The ministers welcomed the debt reduction delivered through the enhanced HIPC Initiative and the MDRI. They call on the donor countries to provide the necessary resources to extend the MDRI to all LICs. They stress that the debt sustainability framework that has been designed by the IMF and the World Bank for LICs must be flexible and pay due regard to country's circumstances.
The ministers called on donors to provide enough grants and highly-concessional loans to LICs to finance development needs, while ensuring debt sustainability. They encouraged donors to deliver their assistance more efficiently and predictably, and to align such flows with countries' own strategies for reaching the MDGs.
Ministers urge the full implementation of the Paris Declaration on Aid Effectiveness. The ministers also appreciated the initial discussion in the IMF on a new instrument that would guarantee high-access financial support to the developing countries with market access that have strong macroeconomic policies but nonetheless remain vulnerable to shocks.
They urged the IMF to move expeditiously to develop and implement such an instrument. Highlighting that such a facility must allow automatic and upfront drawings for eligible countries.
They stress that there should be no conditionality associated with the new facility beyond maintaining macroeconomic stability and reducing vulnerabilities.
The ministers supported a comprehensive approach to strengthening governance and fighting corruption, covering both supply and demand sides. They emphasised that, as poverty reduction and the achievement of the MDGs are at the heart of the World Bank's mission, any strengthening of its work on governance and anti-corruption should serve to advance this mission.
The ministers stress the fundamental importance of country ownership to ensure sustainable outcomes, and they encourage the Bank to work closely with government authorities to support their own plans and priorities.
In this context, and recognising its multilateral character, the ministers underscored that the Bank should not disengage from supporting its members, so as not to penalise the poor. Given the political dimension of governance, they stress the need to delineate more clearly the aspects of governance that are within the Bank's mandate.
The ministers noted with concern the large and growing negative net transfers from the World Bank to middle-income countries (MICs), which is due in large part to the high costs of doing business with the institution.
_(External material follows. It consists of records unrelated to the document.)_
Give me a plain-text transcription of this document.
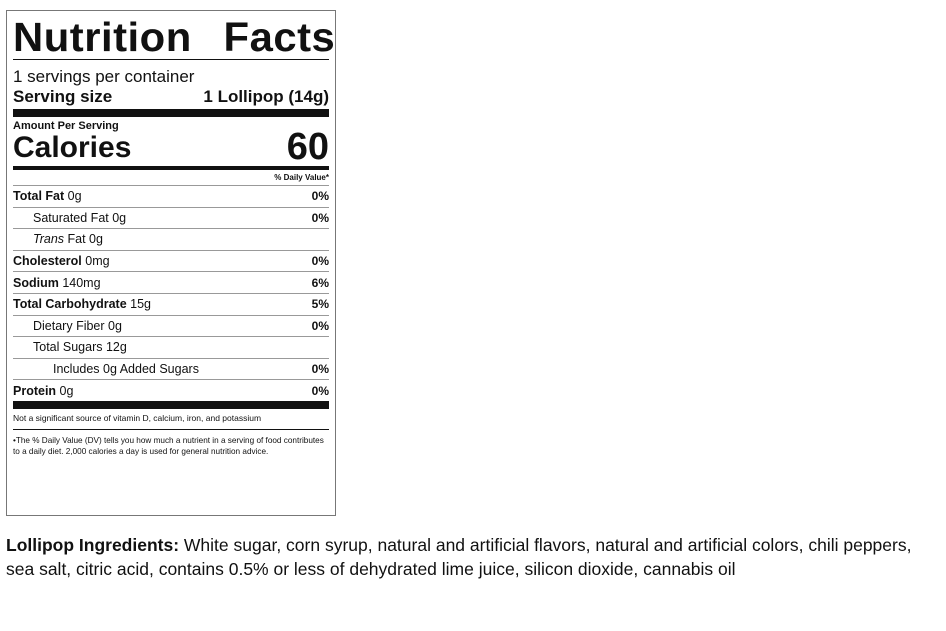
Nutrition Facts
1 servings per container
Serving size	1 Lollipop (14g)
Amount Per Serving
Calories	60
% Daily Value*
Total Fat 0g	0%
Saturated Fat 0g	0%
Trans Fat 0g
Cholesterol 0mg	0%
Sodium 140mg	6%
Total Carbohydrate 15g	5%
Dietary Fiber 0g	0%
Total Sugars 12g
Includes 0g Added Sugars	0%
Protein 0g	0%
Not a significant source of vitamin D, calcium, iron, and potassium
•The % Daily Value (DV) tells you how much a nutrient in a serving of food contributes to a daily diet. 2,000 calories a day is used for general nutrition advice.
Lollipop Ingredients: White sugar, corn syrup, natural and artificial flavors, natural and artificial colors, chili peppers, sea salt, citric acid, contains 0.5% or less of dehydrated lime juice, silicon dioxide, cannabis oil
Continued engagement with MICs is fundamental to the Bank's development mandate, its financial health, and its sustained role as a knowledge bank.
Poverty in its various dimensions is still high in MICs, with most MICs continuing to face major challenges in reaching the MDGs.
The ministers viewed that, to be successful, any enhanced strategy in MICs must be flexible, multi-pronged, and comprehensive so as to respond to differentiated and evolving demands across the full continuum of MICs. They note that there has been little progress on the use of country systems, and note their importance in reducing the non-financial cost of doing business and in strengthening countries' institutional capacity.
The ministers urged the Bank to take the necessary actions to achieve timely progress in this critical area.
The ministers expressed their appreciation to the Singaporean authorities for the excellent arrangements for the meetings and to the people of Singapore for their warm hospitality.
The next meeting of the G-24 Ministers is expected to take place on April 13, 2007, in Washington, DC.
The Group of 24 held their 27th meeting in Singapore yesterday, chaired by Mr Margarito B Teves, Secretary of Finance, Philippines.